Drakon se tourna vers l’aide-soignant. « Vous avez tout ce qu’il vous faut ? Couchage, réfectoire ?

— Pas encore, mon général, répondit Castillon.

— Si vous rencontrez des problèmes, demandez à votre chef d’équipe… (il désigna le médecin) de me contacter à cet effet. »

Le médecin sourit derechef, tout en étudiant attentivement Drakon. « Si je peux me permettre, mon général, vous êtes presque aussi éreinté que moi. C’est du moins mon diagnostic. Vos genoux flageolent alors même que vous vous appuyez au mur.

— Inutile de me prescrire une nuit de sommeil, j’y vais de ce pas. » Drakon se redressa, jeta un dernier regard aux blessés et songea à tous ceux qui n’avaient pas survécu. « Pourquoi ne pouvons-nous pas les sauver tous ? Ne pourrions-nous pas remplacer tout ce qui leur manque ?

— Jusqu’à un certain point, rectifia le toubib. Il y a plusieurs siècles, on est tombé sur un truc bizarre. » Elle soupira puis ferma les yeux comme si elle refusait de porter un regard sur le passé. « La science médicale avait à tel point progressé qu’il nous était possible de remplacer tous les organes défaillants par quelque chose d’artificiel. Les organes clonés fonctionnaient à merveille. Mais ce que nous fabriquions, les parties mécaniques, entraînait des problèmes, comme si leur cumul chez un individu donné finissait par devenir nuisible. Nous pouvons créer des cyborgs, mais ils sont instables, surtout si nous les fabriquons à partir d’un individu qui a été démembré au combat et qu’on a reconstitué. Les théories sont nombreuses et tournent presque toutes autour de l’hypothèse que les prothèses ont sur le système nerveux une sorte d’effet cumulatif pernicieux, de sorte que, si l’on dépasse un certain seuil, que la part artificielle de l’organisme est supérieure à sa part naturelle, le cyborg est atteint d’une psychose incurable, sombre dans le coma ou se change en berserker.

— Ne serait-ce pas une légende ? s’enquit Drakon. J’ai vu de nombreuses vidéos d’horreur basées sur cette trame, et j’ignorais qu’elle avait un fondement réel.
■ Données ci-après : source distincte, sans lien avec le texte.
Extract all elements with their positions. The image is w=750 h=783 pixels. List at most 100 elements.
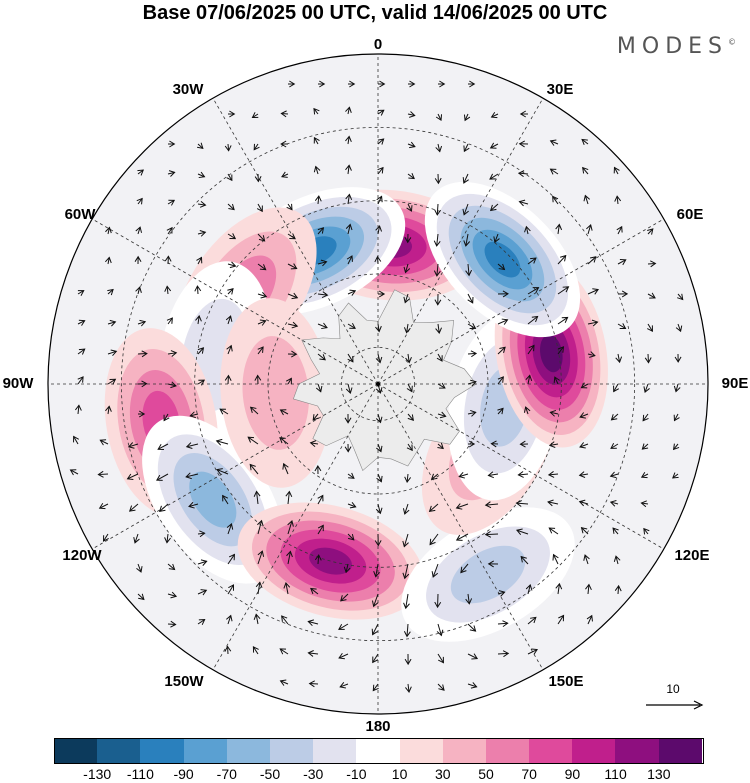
wind-arrow-head — [259, 319, 267, 326]
wind-arrow — [527, 649, 538, 655]
wind-arrow — [485, 503, 499, 506]
wind-arrow-head — [621, 290, 629, 298]
wind-arrow-head — [253, 143, 260, 151]
wind-arrow-head — [198, 619, 206, 626]
wind-arrow — [549, 443, 559, 446]
wind-arrow — [197, 379, 205, 385]
wind-arrow-head — [194, 285, 202, 292]
wind-arrow — [347, 136, 350, 145]
wind-arrow-head — [260, 291, 268, 299]
wind-arrow-head — [170, 350, 178, 357]
wind-arrow — [317, 227, 324, 235]
longitude-gridline — [377, 383, 664, 550]
wind-arrow-head — [279, 679, 287, 686]
wind-arrow-head — [136, 566, 143, 573]
wind-arrow — [518, 473, 529, 476]
wind-arrow — [347, 290, 356, 295]
wind-arrow — [456, 503, 469, 509]
colorbar-swatch — [442, 738, 486, 764]
wind-arrow-head — [137, 169, 145, 176]
anomaly-contour — [309, 547, 352, 575]
wind-arrow-head — [463, 145, 470, 153]
wind-arrow-head — [517, 170, 525, 178]
wind-arrow — [497, 591, 505, 595]
wind-arrow — [345, 563, 349, 573]
wind-arrow — [227, 584, 234, 595]
wind-arrow — [308, 621, 319, 625]
wind-arrow — [432, 563, 439, 578]
wind-arrow-head — [471, 653, 479, 660]
wind-arrow-head — [465, 598, 473, 605]
wind-arrow-head — [463, 114, 471, 122]
wind-arrow-head — [402, 572, 410, 580]
wind-arrow — [373, 593, 379, 607]
wind-arrow-head — [499, 346, 506, 353]
wind-arrow — [257, 520, 263, 535]
wind-arrow-head — [580, 526, 588, 534]
wind-arrow-head — [531, 648, 538, 655]
wind-arrow-head — [225, 315, 233, 322]
wind-arrow-head — [428, 505, 436, 513]
wind-arrow-head — [641, 443, 649, 450]
wind-arrow-head — [105, 405, 112, 412]
wind-arrow-head — [348, 472, 355, 479]
wind-arrow — [137, 593, 145, 600]
wind-arrow-head — [283, 582, 291, 589]
longitude-gridline — [377, 383, 544, 670]
wind-arrow-head — [196, 256, 203, 264]
wind-arrow — [137, 169, 144, 175]
wind-arrow-head — [77, 290, 85, 296]
wind-arrow-head — [164, 537, 171, 544]
wind-arrow-head — [405, 686, 412, 694]
wind-arrow — [579, 473, 589, 476]
wind-arrow — [406, 623, 409, 637]
wind-arrow-head — [107, 288, 114, 296]
wind-arrow-head — [338, 652, 345, 660]
longitude-gridline — [377, 218, 664, 385]
wind-arrow — [613, 383, 619, 392]
wind-arrow — [127, 473, 139, 480]
wind-arrow-head — [673, 385, 681, 393]
wind-arrow — [219, 408, 229, 415]
reference-vector-label: 10 — [666, 682, 680, 696]
wind-arrow-head — [530, 257, 537, 264]
wind-arrow — [557, 317, 568, 325]
wind-arrow-head — [548, 441, 556, 448]
wind-arrow — [407, 443, 413, 451]
wind-arrow-head — [229, 261, 237, 269]
wind-arrow-head — [552, 553, 559, 561]
wind-arrow — [77, 376, 84, 385]
map-title: Base 07/06/2025 00 UTC, valid 14/06/2025… — [142, 2, 608, 24]
wind-arrow-head — [619, 259, 627, 266]
wind-arrow — [285, 582, 289, 595]
wind-arrow-head — [518, 140, 526, 148]
wind-arrow — [557, 615, 564, 625]
wind-arrow-head — [609, 499, 617, 507]
wind-arrow-head — [489, 173, 496, 180]
wind-arrow-head — [613, 555, 621, 562]
wind-arrow-head — [280, 110, 287, 118]
wind-arrow-head — [375, 416, 383, 424]
wind-arrow-head — [226, 174, 233, 182]
wind-arrow-head — [77, 376, 84, 383]
wind-arrow — [407, 143, 416, 148]
wind-arrow — [407, 113, 415, 117]
wind-arrow — [557, 224, 560, 235]
wind-arrow-head — [375, 225, 383, 232]
wind-arrow-head — [313, 107, 320, 115]
wind-arrow — [467, 593, 470, 604]
longitude-label: 150E — [548, 673, 584, 690]
wind-arrow — [377, 225, 381, 235]
reference-vector-arrow-icon — [646, 700, 704, 710]
longitude-label: 30W — [172, 81, 204, 98]
wind-arrow-head — [403, 327, 411, 334]
wind-arrow — [252, 113, 259, 118]
wind-arrow-head — [255, 581, 263, 588]
wind-arrow — [587, 584, 590, 595]
wind-arrow — [227, 315, 232, 325]
latitude-gridline — [120, 126, 636, 642]
wind-arrow-head — [530, 616, 537, 624]
wind-arrow-head — [674, 356, 682, 363]
wind-arrow-head — [438, 684, 445, 691]
wind-arrow — [281, 112, 289, 115]
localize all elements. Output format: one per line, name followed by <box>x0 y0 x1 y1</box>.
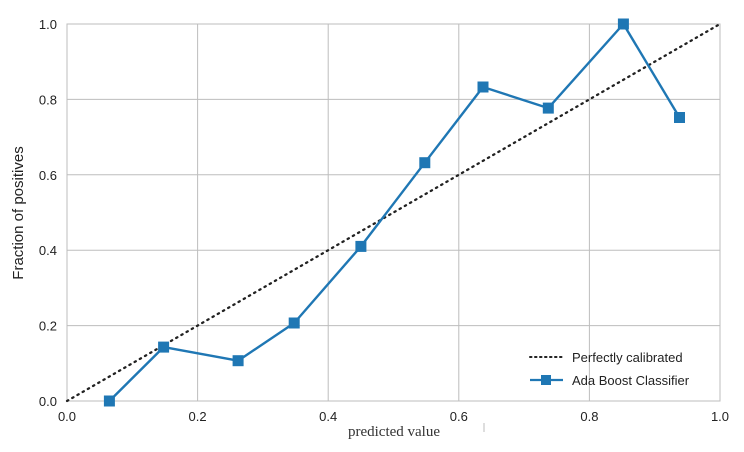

— C’est tout à fait réel », affirma le médecin. Elle rouvrit les yeux et fixa Drakon. « Vous savez ce qui l’est tout autant ? On a découvert que, lorsque quelqu’un a été très grièvement blessé et est resté cliniquement mort assez longtemps avant d’être ranimé, il lui manque quelque chose à son réveil. Comme si ces cyborgs n’étaient plus que des robots au programme humain. Ce qui faisait d’eux des hommes n’est plus là. Nous n’avons jamais pu déterminer ce que c’était. C’est bien pourquoi nous ne les ranimons plus. Même le Syndicat en avait peur. »

Il fallut à Drakon plusieurs secondes pour répondre : « À très juste titre. » Après ce que venait de dire le médecin, l’ancien « Repose en paix » prenait soudain tout son sens à ses yeux. Quelqu’un comme Conner Gaiene n’avait-il pas mérité le droit de se reposer même s’il était possible de ressusciter sa dépouille ? Ou, plutôt, de lui rendre une forme de vie qui n’aurait été qu’une bien misérable façon de remercier un homme resté si longtemps un ami et un camarade. « Merci de nourrir mes cauchemars.